Die Funktion des Wandbilds hat sich mit dem Umzug fundamental gewandelt. Während es in der Schule aufgrund seines diskriminierenden Charakters demokratisches und gleichberechtigtes Lernen für Kinder erschwerte, ermöglicht es im Museum ein ausserschulisches, gesellschaftliches Lernen. Damit ist unser Projekt Teil eines grösseren gesellschaftlichen Prozesses, der weit über Bern und die Schweiz hinausreicht. Mit ihrer Kritik an Denkmälern, Strassennamen und anderen Zeugnissen einer kolonialen Kultur im öffentlichen Raum, haben dekoloniale und antirassistische Initiativen in jüngerer Zeit Behörden, Kultur- und Bildungseinrichtungen weltweit dazu gedrängt, sich der kolonialen Vergangenheit und dem kolonialen Erbe nicht weiter zu verschliessen, sondern sich diesen zuzuwenden. Diesem Prozess kann sich niemand entziehen.
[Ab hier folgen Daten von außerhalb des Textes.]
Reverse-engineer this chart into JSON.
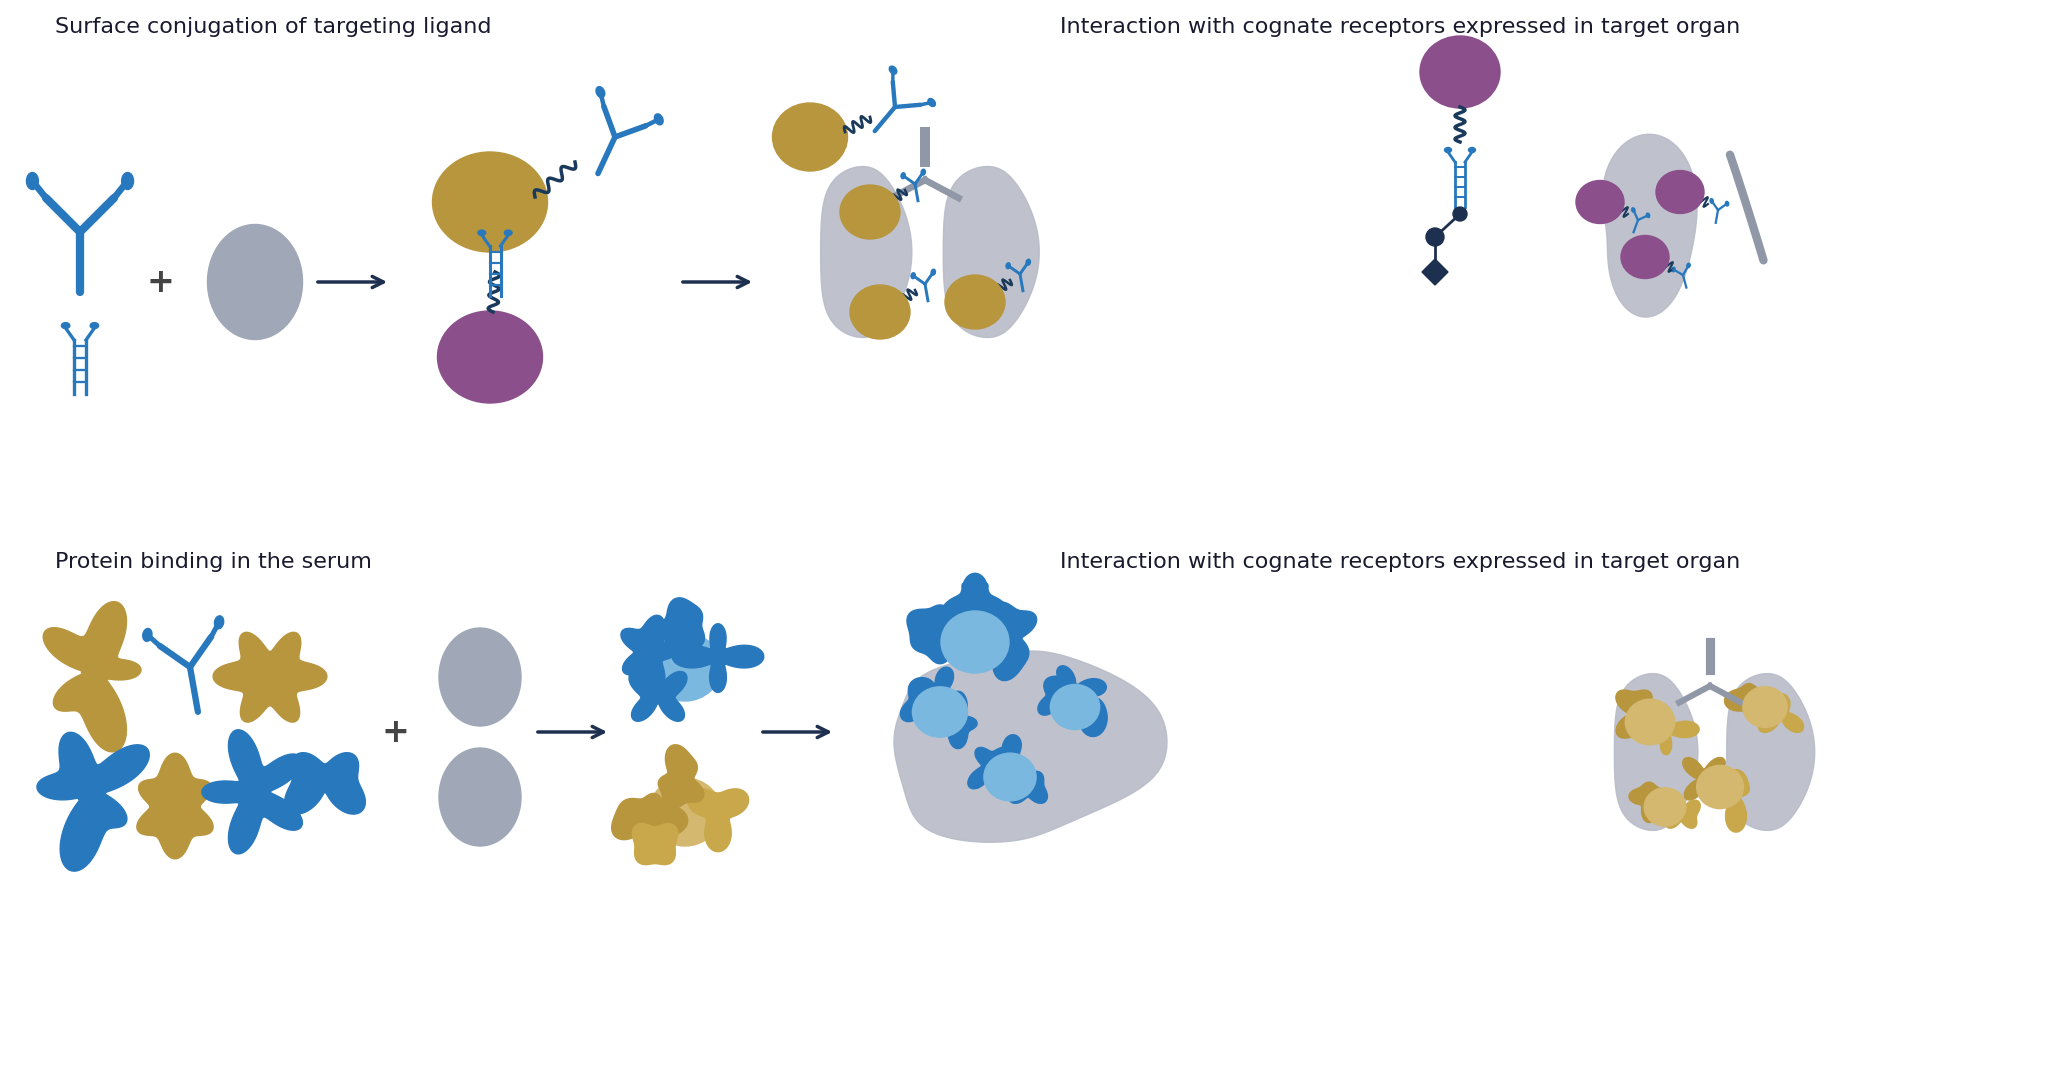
{
  "bg_color": "#ffffff",
  "text_color": "#1a1a2e",
  "blue": "#2878be",
  "dark_blue": "#1a3a5c",
  "gold": "#b8963e",
  "gold2": "#c8a84b",
  "purple": "#8b4f8b",
  "gray": "#a0a8b8",
  "light_blue": "#6ab0e0",
  "navy": "#1e3050",
  "organ_gray": "#b8bcc8",
  "label1": "Surface conjugation of targeting ligand",
  "label2": "Interaction with cognate receptors expressed in target organ",
  "label3": "Protein binding in the serum",
  "label4": "Interaction with cognate receptors expressed in target organ",
  "font_size_label": 16,
  "figsize": [
    20.48,
    10.72
  ],
  "dpi": 100
}
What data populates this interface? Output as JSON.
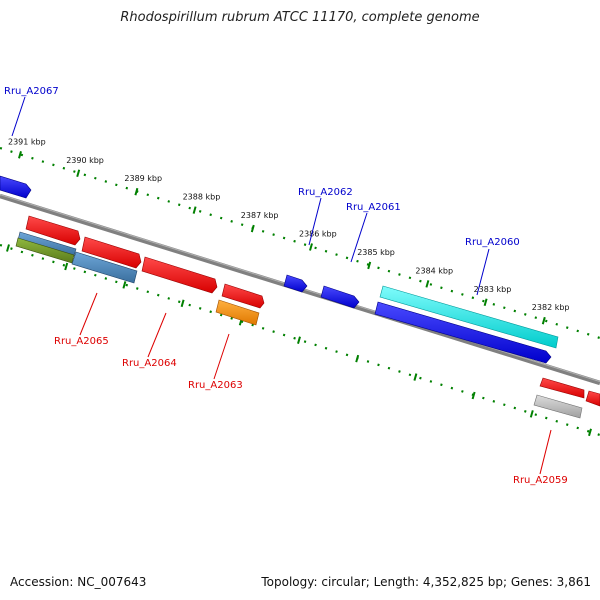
{
  "title": "Rhodospirillum rubrum ATCC 11170, complete genome",
  "scale_labels": [
    "2391 kbp",
    "2390 kbp",
    "2389 kbp",
    "2388 kbp",
    "2387 kbp",
    "2386 kbp",
    "2385 kbp",
    "2384 kbp",
    "2383 kbp",
    "2382 kbp"
  ],
  "gene_labels": {
    "Rru_A2067": "Rru_A2067",
    "Rru_A2062": "Rru_A2062",
    "Rru_A2061": "Rru_A2061",
    "Rru_A2060": "Rru_A2060",
    "Rru_A2065": "Rru_A2065",
    "Rru_A2064": "Rru_A2064",
    "Rru_A2063": "Rru_A2063",
    "Rru_A2059": "Rru_A2059"
  },
  "footer": {
    "accession": "Accession: NC_007643",
    "stats": "Topology: circular; Length: 4,352,825 bp; Genes: 3,861"
  },
  "colors": {
    "blue_gene": "#0a0ae6",
    "red_gene": "#ee1111",
    "cyan_gene": "#11e3e3",
    "steel_gene": "#4682b4",
    "olive_gene": "#6b8e23",
    "orange_gene": "#ff8c00",
    "grey_gene": "#b0b0b0",
    "backbone": "#808080",
    "ticks": "#008000",
    "label_blue": "#0000cc",
    "label_red": "#dd0000"
  }
}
Für uns alle gilt, wenn auch in unterschiedlicher Weise: Nur wenn wir Rassismus und die Auswirkungen von Kolonialismus diskutierbar machen, öffnen sich uns neue Wege für eine gerechtere Zukunft.
Verein «Das Wandbild muss weg!»: Izabel Barros, Fatima Moumouni, Esther Poppe, Vera Ryser, Bernhard C. Schär, Angela Wittwer
Dieser Text erschien im Rahmen der Ausstellung «Widerstände. Vom Umgang mit Rassismus in Bern», die noch bis am 1. Juni 2025 im Bernischen Historischen Museum zu sehen ist.